Our observed reduced lipid levels in the circulation, as well as decreased sectoral cpRNFLT, in statin-treated subjects compared to non-statin users (Additional file 5: Table S4), further support the hypothesis of a concentration-difference-driven accumulation of lipids in peripapillary retinal tissue and blood vessels.

Importantly, after stratifying the cohort into statin-treated subjects compared to non-statin users, the direction of the associations remained virtually the same (although statistical significance was partly lost in the statin-treated group) (Additional file 7: Table S6). Potential reasons for the observed effects include an altered lipid metabolism due to statin treatment; disassociation of the cpRNFLT connection to lipid profile by statin treatment, which cannot reverse the cpRNFLT phenotype (in contrast to the statin effects on lipid markers); and/or a reduced number (N = 1130) of included subjects in the subanalysis. As cpRNFL thinning is associated with neuropathies like glaucoma [34, 35] and systemic diseases like diabetes mellitus, even prior to the development of the typical retinal defects related to diabetic retinopathy [36,37,38], the lipid data in the entire cohort may seem counterintuitive. On the other hand, our lipid results are in analogy to the counterintuitive effect of smoking status on cpRNFLT. Here, smoking is also positively associated with the thickening of cpRNFLT in nasal sectors N, NS, and NI in our cohort, similar to an adverse lipid profile. Interestingly, these data are in accordance with the results from a recent meta-analysis [6] where a positive correlation between current or former smoking and global cpRNFLT was also found in the Rotterdam II and in the Montrachet Study [6]. A further small case-control study by Teberik [39] also shows numerically thicker RNFL in the three nasal sectors (but the statistical significance has been achieved only in the NI sector). As smoking potentially interferes with lipid profile [40], we investigated the mediating effects of smoking status and lipid profile. Here, smoking status did not interfere with the observed associations of cpRNFLT with the lipid profile (Additional file 7: Table S6) suggesting separate effects of both variables, i.e., smoking status and lipid profile, on cpRNFLT.
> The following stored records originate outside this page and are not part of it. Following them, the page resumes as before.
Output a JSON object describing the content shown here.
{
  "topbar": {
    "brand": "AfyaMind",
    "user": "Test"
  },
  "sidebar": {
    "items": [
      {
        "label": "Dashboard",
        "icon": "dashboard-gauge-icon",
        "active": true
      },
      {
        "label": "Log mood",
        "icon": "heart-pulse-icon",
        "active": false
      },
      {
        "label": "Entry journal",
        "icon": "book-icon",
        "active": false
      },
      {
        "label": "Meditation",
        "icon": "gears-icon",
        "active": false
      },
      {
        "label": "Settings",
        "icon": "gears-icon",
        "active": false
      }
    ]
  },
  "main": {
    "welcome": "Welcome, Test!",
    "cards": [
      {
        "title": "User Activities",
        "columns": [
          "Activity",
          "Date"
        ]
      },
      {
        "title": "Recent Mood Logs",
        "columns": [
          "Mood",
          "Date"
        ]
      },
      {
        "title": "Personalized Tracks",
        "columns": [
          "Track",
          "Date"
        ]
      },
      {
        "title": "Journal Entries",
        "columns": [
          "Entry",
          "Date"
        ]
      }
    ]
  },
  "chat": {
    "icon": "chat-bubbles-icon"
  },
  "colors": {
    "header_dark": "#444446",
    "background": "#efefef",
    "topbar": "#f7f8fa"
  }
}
In contrast to the significant associations observed for renal function and dyslipidemia in relation to cpRNFLT, we did not observe significant correlations between cpRNFLT and markers of inflammation, glucose homeostasis, liver function, blood pressure, and obesity in our sector-specific analysis investigating six sectors and globally. While we are aware of the association of diabetes status with thinning of cpRNFLT in some [5, 41] but not all [7] studies, our large population study suggests that clinicians do not need to consider these cardiometabolic risk markers as potential confounders in sector-specific cpRNFLT examination.

Based on our results, it is tempting to speculate whether incorporating our novel identified RNFLT-linked biomarkers (i.e., renal function, lipid profile, smoking status) additional to conventional (i.e., age, sex, scanning circle radius) parameters will improve the diagnosis of early eye diseases based on cpRNFLT.

This study has several limitations: First, the study population predominantly consisted of European subjects, and therefore, the findings may not be generalizable to populations of different ethnicities. Secondly, the cross-sectional design of this study does not permit causal conclusions. However, strengths of the current study include a large number of deeply phenotyped subjects at a very high level of standardization, as well as a thorough statistical approach accounting for several important covariates.

Conclusion

In conclusion, markers of renal function and lipid metabolism are independent predictors of sectoral cpRNFLT in a large and deeply phenotyped population-based study and should be included as important covariates in future studies on cpRNFLT.